Since Floyd’s murder two weeks ago, things are moving so fast. The cops involved with his murder are going through the justice system (where they will hopefully be convicted), people are seeing their leaders advocate for real change, and artists are motivated to express themselves with tribute and protest songs that capture the essence and spirit of these turbulent times.  And the new song by Mr. Muthafuckin’ eXquire is one of the latest to stand out.

“Bootlicker (Burn Baby Burn)” was released on June 4th with eXquire being one of several artists to protest the murder of George Floyd by releasing new music with all proceeds fighting against police brutality and systemic racism.  For this song, eXquire is donating all proceeds to benefit The Bail Project, an organization that provides bail assistance for protesters who have been arrested and cannot afford bail.

“Bootlicker (Burn Baby Burn)” is a powerful condemnation against racist cops and the leaders that keep them empowered. And eXquire pulls no punches when saying that the Ku Klux Klan underwent a public relations makeover with the white robes exchanged for black judicial robes or a police badge.  Listening to the song, you hear references to all the unarmed black men, women, and children who were murdered by police and that our legal system is designed to pit black people against each other.

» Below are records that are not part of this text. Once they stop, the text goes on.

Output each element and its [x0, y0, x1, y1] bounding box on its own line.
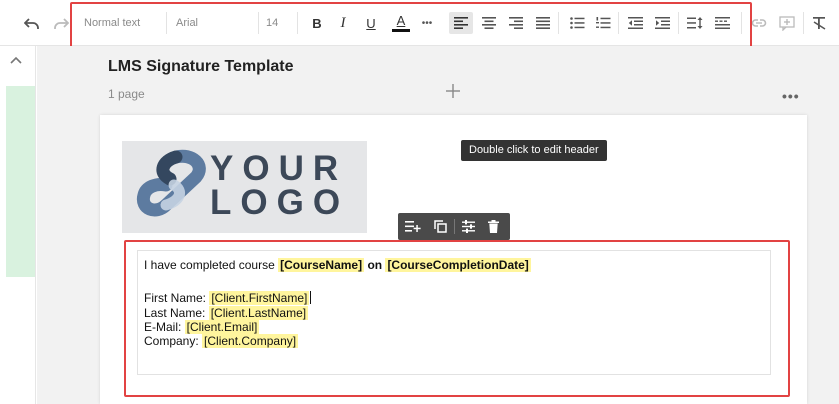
- email-placeholder[interactable]: [Client.Email]: [184, 320, 260, 334]
- course-name-placeholder[interactable]: [CourseName]: [278, 258, 365, 272]
- align-center-button[interactable]: [478, 12, 500, 34]
- duplicate-block-button[interactable]: [429, 217, 451, 236]
- line-spacing-button[interactable]: [684, 12, 706, 34]
- logo-line-2: LOGO: [210, 183, 350, 222]
- bulleted-list-button[interactable]: [566, 12, 588, 34]
- align-center-icon: [482, 17, 496, 29]
- logo-mark-icon: [136, 149, 206, 217]
- underline-icon: U: [366, 15, 376, 31]
- add-comment-icon: [779, 15, 795, 31]
- numbered-list-button[interactable]: [592, 12, 614, 34]
- editor-toolbar: Normal text Arial 14 B I U A •••: [0, 0, 839, 46]
- outdent-icon: [627, 17, 643, 29]
- first-name-label: First Name:: [144, 291, 210, 305]
- bold-button[interactable]: B: [308, 13, 326, 33]
- text-color-swatch: [392, 29, 410, 32]
- add-block-button[interactable]: [402, 217, 424, 236]
- clear-format-icon: [812, 17, 825, 30]
- add-comment-button[interactable]: [777, 12, 797, 34]
- more-icon: •••: [421, 17, 433, 29]
- email-line[interactable]: E-Mail: [Client.Email]: [144, 320, 260, 334]
- outline-highlight-bar: [6, 86, 35, 277]
- toolbar-divider: [678, 12, 679, 34]
- paragraph-style-select[interactable]: Normal text: [84, 0, 140, 46]
- more-icon: •••: [782, 88, 800, 104]
- font-size-select[interactable]: 14: [266, 0, 278, 46]
- block-toolbar-divider: [454, 219, 455, 234]
- plus-icon: [446, 84, 460, 98]
- bulleted-list-icon: [569, 17, 584, 29]
- toolbar-divider: [558, 12, 559, 34]
- toolbar-divider: [258, 12, 259, 34]
- first-name-placeholder[interactable]: [Client.FirstName]: [209, 291, 310, 305]
- text-color-icon: A: [396, 13, 406, 28]
- insert-after-icon: [405, 221, 421, 232]
- align-justify-icon: [536, 17, 550, 29]
- block-toolbar: [398, 213, 510, 240]
- outdent-button[interactable]: [624, 12, 646, 34]
- company-label: Company:: [144, 334, 203, 348]
- numbered-list-icon: [595, 17, 610, 29]
- company-placeholder[interactable]: [Client.Company]: [202, 334, 299, 348]
- indent-button[interactable]: [651, 12, 673, 34]
- indent-icon: [654, 17, 670, 29]
- bold-icon: B: [312, 15, 322, 31]
- align-right-button[interactable]: [505, 12, 527, 34]
- redo-button[interactable]: [51, 15, 71, 33]
- page-count: 1 page: [108, 87, 145, 101]
- last-name-label: Last Name:: [144, 306, 209, 320]
- italic-icon: I: [340, 14, 346, 31]
- add-page-button[interactable]: [444, 82, 462, 100]
- course-completion-line[interactable]: I have completed course [CourseName] on …: [144, 258, 531, 272]
- redo-icon: [54, 18, 69, 29]
- toolbar-divider: [803, 12, 804, 34]
- completion-prefix-text: I have completed course: [144, 258, 279, 272]
- toolbar-divider: [297, 12, 298, 34]
- align-right-icon: [509, 17, 523, 29]
- text-cursor: [310, 291, 312, 304]
- align-left-button[interactable]: [449, 12, 473, 34]
- toolbar-divider: [618, 12, 619, 34]
- collapse-panel-button[interactable]: [9, 55, 23, 65]
- more-formatting-button[interactable]: •••: [416, 13, 438, 33]
- completion-mid-text: on: [364, 258, 386, 272]
- link-icon: [751, 19, 767, 27]
- edit-header-tooltip: Double click to edit header: [461, 140, 607, 161]
- toolbar-divider: [741, 12, 742, 34]
- company-line[interactable]: Company: [Client.Company]: [144, 334, 299, 348]
- clear-format-button[interactable]: [808, 12, 830, 34]
- undo-button[interactable]: [22, 15, 42, 33]
- document-title: LMS Signature Template: [108, 58, 294, 75]
- block-settings-button[interactable]: [457, 217, 479, 236]
- align-justify-button[interactable]: [532, 12, 554, 34]
- paragraph-spacing-icon: [714, 17, 730, 29]
- link-button[interactable]: [749, 12, 769, 34]
- line-spacing-icon: [687, 17, 703, 29]
- toolbar-divider: [166, 12, 167, 34]
- last-name-placeholder[interactable]: [Client.LastName]: [208, 306, 309, 320]
- last-name-line[interactable]: Last Name: [Client.LastName]: [144, 306, 309, 320]
- paragraph-spacing-button[interactable]: [711, 12, 733, 34]
- underline-button[interactable]: U: [362, 13, 380, 33]
- completion-date-placeholder[interactable]: [CourseCompletionDate]: [385, 258, 531, 272]
- first-name-line[interactable]: First Name: [Client.FirstName]: [144, 291, 312, 305]
- document-more-button[interactable]: •••: [782, 88, 800, 104]
- text-color-button[interactable]: A: [391, 12, 411, 34]
- italic-button[interactable]: I: [334, 13, 352, 33]
- trash-icon: [487, 220, 499, 233]
- email-label: E-Mail:: [144, 320, 185, 334]
- logo-line-1: YOUR: [210, 149, 348, 188]
- sliders-icon: [461, 220, 475, 233]
- delete-block-button[interactable]: [482, 217, 504, 236]
- chevron-up-icon: [10, 56, 22, 64]
- undo-icon: [24, 18, 39, 29]
- logo-text: YOUR LOGO: [210, 149, 350, 222]
- align-left-icon: [454, 17, 468, 29]
- font-family-select[interactable]: Arial: [176, 0, 198, 46]
- copy-icon: [433, 220, 447, 233]
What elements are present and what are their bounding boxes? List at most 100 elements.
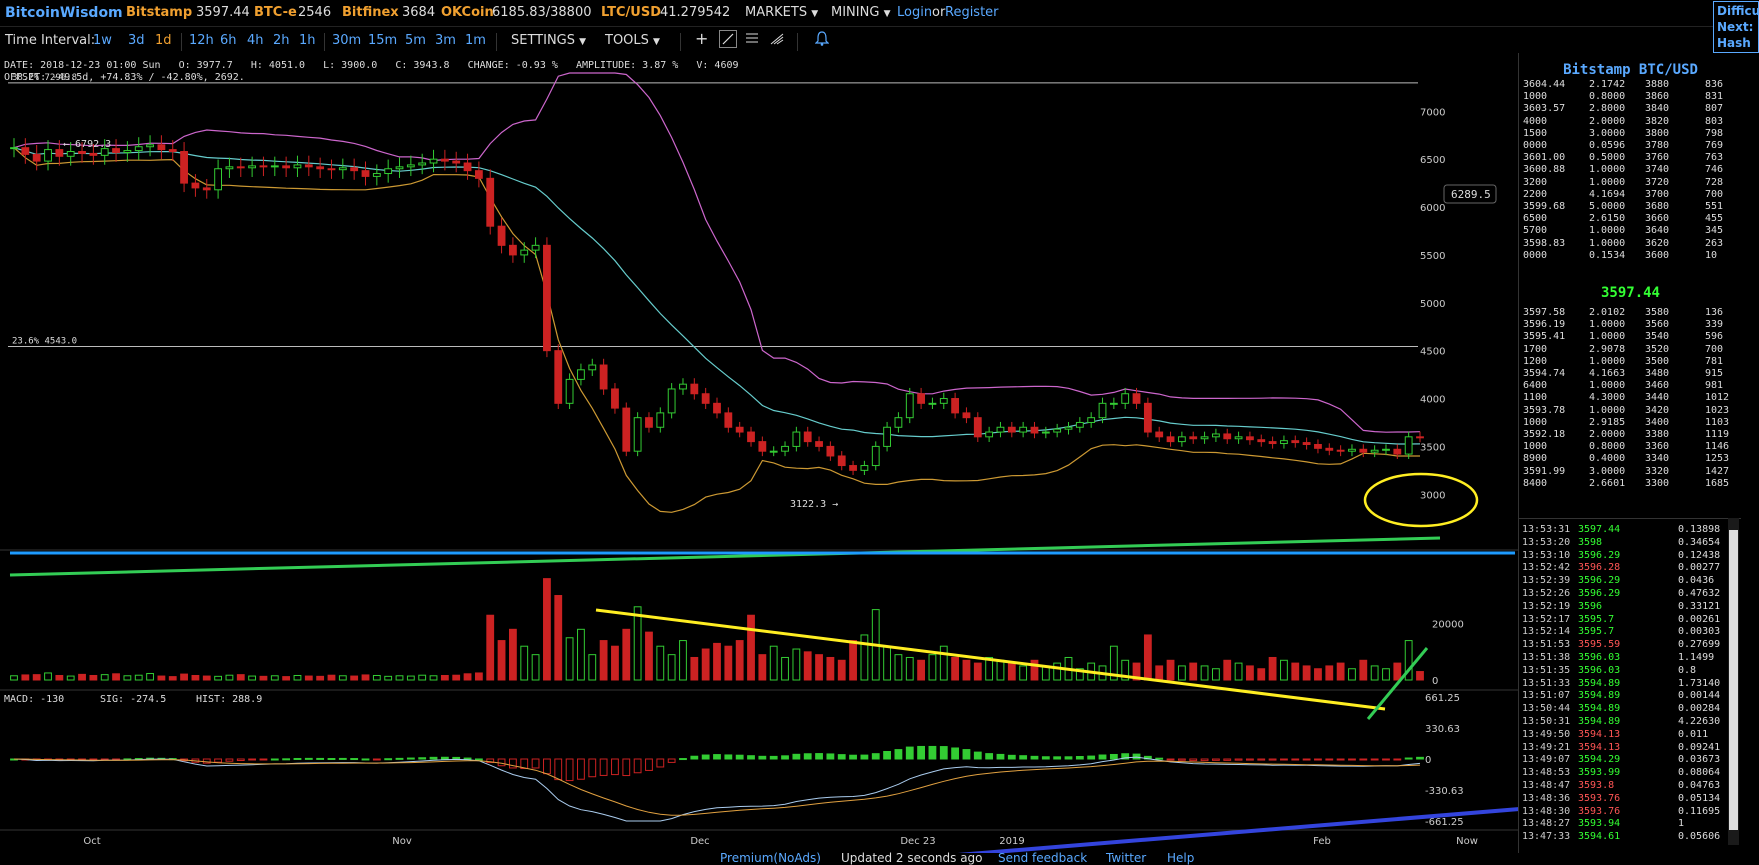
volume-bar <box>418 674 427 681</box>
interval-30m[interactable]: 30m <box>332 33 361 48</box>
trade-row: 13:51:07 3594.89 0.00144 <box>1518 689 1728 702</box>
volume-uptrend-line <box>1366 647 1429 720</box>
interval-15m[interactable]: 15m <box>368 33 397 48</box>
volume-bar <box>1053 662 1062 681</box>
site-logo[interactable]: BitcoinWisdom <box>5 5 123 21</box>
crosshair-icon[interactable]: + <box>695 29 708 48</box>
divider <box>680 33 681 51</box>
login-link[interactable]: Login <box>897 5 932 20</box>
bell-icon[interactable] <box>814 30 830 50</box>
settings-menu[interactable]: SETTINGS ▼ <box>511 33 586 48</box>
fibonacci-tool-icon[interactable] <box>769 30 785 50</box>
volume-bar <box>758 654 767 681</box>
macd-hist-bar <box>679 758 687 761</box>
macd-hist-bar <box>565 758 574 782</box>
top-bar: BitcoinWisdom Bitstamp 3597.44 BTC-e 254… <box>0 0 1759 27</box>
interval-3d[interactable]: 3d <box>128 33 145 48</box>
candle-body <box>894 417 903 428</box>
candle-body <box>667 388 676 414</box>
markets-menu[interactable]: MARKETS ▼ <box>745 5 818 20</box>
exchange-okcoin[interactable]: OKCoin <box>441 5 494 20</box>
interval-1d[interactable]: 1d <box>155 33 172 48</box>
interval-1m[interactable]: 1m <box>465 33 486 48</box>
candle-body <box>338 167 347 171</box>
price-axis-label: 5000 <box>1420 299 1445 310</box>
horizontal-lines-icon[interactable] <box>744 30 760 50</box>
candle-body <box>429 158 438 164</box>
volume-bar <box>1019 665 1028 681</box>
interval-3m[interactable]: 3m <box>435 33 456 48</box>
candle-body <box>180 151 188 184</box>
candle-body <box>418 162 427 166</box>
volume-bar <box>1268 656 1277 681</box>
trade-cell: 13:51:35 <box>1522 664 1571 676</box>
macd-hist-bar <box>429 756 438 760</box>
candle-body <box>520 249 529 256</box>
volume-bars <box>10 578 1424 681</box>
macd-hist-bar <box>894 749 903 760</box>
macd-hist-bar <box>735 754 744 760</box>
interval-4h[interactable]: 4h <box>247 33 264 48</box>
mining-menu[interactable]: MINING ▼ <box>831 5 890 20</box>
exchange-bitfinex[interactable]: Bitfinex <box>342 5 399 20</box>
feedback-link[interactable]: Send feedback <box>998 851 1087 865</box>
macd-hist-bar <box>327 758 336 761</box>
exchange-ltcusd[interactable]: LTC/USD <box>601 5 661 20</box>
trade-cell: 3596.29 <box>1578 549 1621 561</box>
trade-cell: 13:53:31 <box>1522 524 1571 535</box>
trade-cell: 13:51:38 <box>1522 652 1571 663</box>
trade-row: 13:53:10 3596.29 0.12438 <box>1518 549 1728 562</box>
help-link[interactable]: Help <box>1167 851 1194 865</box>
twitter-link[interactable]: Twitter <box>1106 851 1146 865</box>
trade-cell: 13:53:10 <box>1522 549 1571 561</box>
candle-body <box>1098 402 1107 419</box>
macd-hist-bar <box>871 753 880 760</box>
candle-body <box>837 455 846 467</box>
interval-1w[interactable]: 1w <box>93 33 112 48</box>
interval-12h[interactable]: 12h <box>189 33 214 48</box>
trade-cell: 13:49:21 <box>1522 741 1571 753</box>
candle-body <box>860 465 869 471</box>
trendline-tool-icon[interactable] <box>719 30 737 48</box>
interval-2h[interactable]: 2h <box>273 33 290 48</box>
macd-hist-bar <box>509 758 517 769</box>
macd-hist-bar <box>792 753 801 760</box>
order-book-title: Bitstamp BTC/USD <box>1563 62 1698 78</box>
volume-bar <box>214 675 222 681</box>
trades-scrollbar-thumb[interactable] <box>1729 530 1738 830</box>
exchange-btce[interactable]: BTC-e <box>254 5 297 20</box>
candle-body <box>1132 393 1141 404</box>
register-link[interactable]: Register <box>945 5 999 20</box>
volume-bar <box>1382 668 1390 681</box>
volume-bar <box>384 675 393 681</box>
price-chart[interactable]: 38.2% 7296.8 23.6% 4543.0 7000 6500 6000 550… <box>0 53 1518 853</box>
trade-cell: 3593.94 <box>1578 818 1621 830</box>
trade-cell: 3596.03 <box>1578 664 1621 676</box>
macd-hist-bar <box>1370 758 1379 761</box>
trade-cell: 13:53:20 <box>1522 536 1571 548</box>
volume-bar <box>463 673 472 681</box>
macd-hist-bar <box>1382 758 1390 761</box>
macd-hist-bar <box>758 755 767 760</box>
volume-bar <box>803 651 812 681</box>
trade-cell: 13:47:33 <box>1522 831 1571 843</box>
candle-body <box>168 149 177 153</box>
tools-menu[interactable]: TOOLS ▼ <box>605 33 660 48</box>
macd-hist-bar <box>1132 753 1141 760</box>
premium-link[interactable]: Premium(NoAds) <box>720 851 821 865</box>
volume-bar <box>905 656 914 681</box>
interval-5m[interactable]: 5m <box>405 33 426 48</box>
trade-row: 13:53:31 3597.44 0.13898 <box>1518 523 1728 536</box>
macd-hist-bar <box>452 756 461 760</box>
volume-bar <box>837 659 846 681</box>
volume-bar <box>146 673 154 681</box>
time-axis: Oct Nov Dec Dec 23 2019 Feb Now <box>83 836 1478 847</box>
volume-bar <box>1200 665 1209 681</box>
macd-hist-bar <box>951 747 960 760</box>
exchange-bitstamp[interactable]: Bitstamp <box>126 5 192 20</box>
interval-1h[interactable]: 1h <box>299 33 316 48</box>
trade-cell: 3593.8 <box>1578 780 1615 791</box>
price-axis-label: 6500 <box>1420 155 1445 166</box>
mining-label: MINING <box>831 5 880 20</box>
interval-6h[interactable]: 6h <box>220 33 237 48</box>
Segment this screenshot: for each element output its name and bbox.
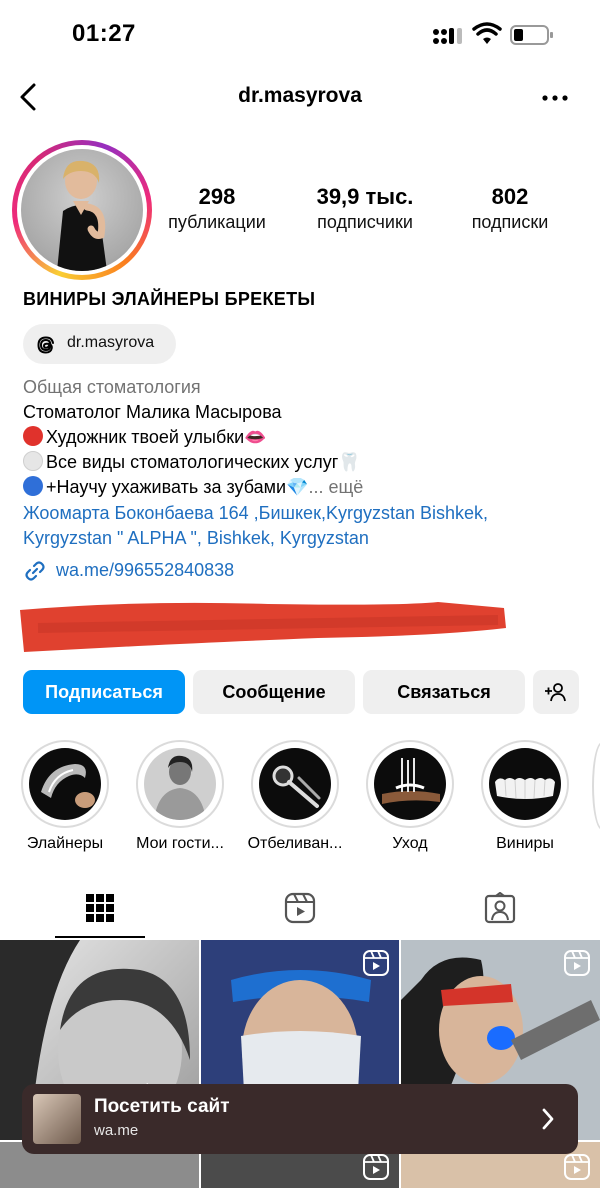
active-tab-indicator <box>55 936 145 938</box>
white-circle-icon <box>23 451 43 471</box>
highlight-veneers[interactable]: Виниры <box>477 740 573 853</box>
red-circle-icon <box>23 426 43 446</box>
highlight-cover-image <box>489 748 561 820</box>
banner-subtitle: wa.me <box>94 1122 139 1139</box>
top-nav: dr.masyrova <box>0 70 600 124</box>
address-line-2[interactable]: Kyrgyzstan " ALPHA ", Bishkek, Kyrgyzsta… <box>23 526 583 551</box>
message-button[interactable]: Сообщение <box>193 670 355 714</box>
profile-link-text: wa.me/996552840838 <box>56 560 235 580</box>
bio-line-services: Все виды стоматологических услуг🦷 <box>23 450 583 475</box>
highlight-cover-image <box>374 748 446 820</box>
following-count: 802 <box>491 184 529 209</box>
highlight-cover-image <box>144 748 216 820</box>
highlight-cover-image <box>259 748 331 820</box>
status-time: 01:27 <box>72 20 136 47</box>
highlight-label: Мои гости... <box>136 835 224 852</box>
avatar <box>21 149 143 271</box>
blue-circle-icon <box>23 476 43 496</box>
highlight-cover-image <box>29 748 101 820</box>
tagged-person-icon <box>484 892 516 924</box>
link-icon <box>25 561 45 581</box>
following-label: подписки <box>471 212 549 232</box>
banner-thumbnail <box>33 1094 81 1144</box>
followers-stat[interactable]: 39,9 тыс. подписчики <box>302 184 428 234</box>
bio-line-care: +Научу ухаживать за зубами💎... ещё <box>23 475 583 500</box>
avatar-story-ring[interactable] <box>12 140 152 280</box>
followers-count: 39,9 тыс. <box>316 184 414 209</box>
bio-line-name: Стоматолог Малика Масырова <box>23 402 282 422</box>
reel-badge-icon <box>564 1154 590 1180</box>
follow-button[interactable]: Подписаться <box>23 670 185 714</box>
battery-icon <box>510 25 553 45</box>
tab-posts-grid[interactable] <box>0 880 200 940</box>
highlight-partial[interactable] <box>592 742 600 830</box>
reel-badge-icon <box>363 950 389 976</box>
highlight-label: Элайнеры <box>26 835 104 852</box>
profile-category: Общая стоматология <box>23 377 201 397</box>
wifi-icon <box>472 22 502 44</box>
profile-username: dr.masyrova <box>238 84 362 107</box>
grid-icon <box>86 894 114 922</box>
highlight-my-guests[interactable]: Мои гости... <box>132 740 228 853</box>
posts-stat[interactable]: 298 публикации <box>160 184 274 234</box>
posts-label: публикации <box>168 212 266 232</box>
threads-handle: dr.masyrova <box>67 334 155 351</box>
cellular-signal-icon <box>433 28 462 44</box>
add-person-icon <box>545 683 566 702</box>
avatar-portrait-image <box>57 160 107 271</box>
highlight-label: Виниры <box>496 835 554 852</box>
followers-label: подписчики <box>317 212 413 232</box>
contact-button[interactable]: Связаться <box>363 670 525 714</box>
posts-count: 298 <box>198 184 236 209</box>
highlight-care[interactable]: Уход <box>362 740 458 853</box>
bio-line-artist: Художник твоей улыбки👄 <box>23 425 583 450</box>
highlight-whitening[interactable]: Отбеливан... <box>247 740 343 853</box>
chevron-right-icon <box>542 1108 554 1130</box>
profile-tabs <box>0 880 600 940</box>
bio-more-link[interactable]: ... ещё <box>308 477 363 497</box>
highlight-label: Уход <box>392 835 428 852</box>
highlight-label: Отбеливан... <box>247 835 343 852</box>
visit-site-banner[interactable]: Посетить сайт wa.me <box>22 1084 578 1154</box>
status-bar: 01:27 <box>0 0 600 70</box>
tab-reels[interactable] <box>200 880 400 940</box>
address-line-1[interactable]: Жоомарта Боконбаева 164 ,Бишкек,Kyrgyzst… <box>23 501 583 526</box>
threads-badge[interactable]: dr.masyrova <box>23 324 176 364</box>
reel-badge-icon <box>564 950 590 976</box>
banner-title: Посетить сайт <box>94 1096 230 1117</box>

The video is also striking as well as it features violence against black people by police and other black people.  Compiling all this footage makes an incredible visual statement that adds power and significance to eXquire’s lyrics.  And if the video was not enough for you to understand eXquire’s message, just take a look at the absolutely powerful statement being made by the single’s artwork featuring a pig, dressed like a cop, also wearing a KKK hood stylized to resemble Trump’s infamous MAGA hat.

There is no gray area when addressing police brutality and systemic racism. All the violent clips on social media and artistic statements by musicians like eXquire are bold and direct, as they should be. It is difficult to look in the mirror and address areas where we have been problematic.  Especially collectively as a nation.  However, things look ugly because we have been ugly as a society and art becomes a reflection of that.  “Bootlicker (Burn Baby Burn)” is a stunning statement about a movement that is actively happening, and I am thankful for it and for all the people marching in the streets.  I am tired of the ugliness, but I am all for America continuing to look at its ugly self in the mirror until things change.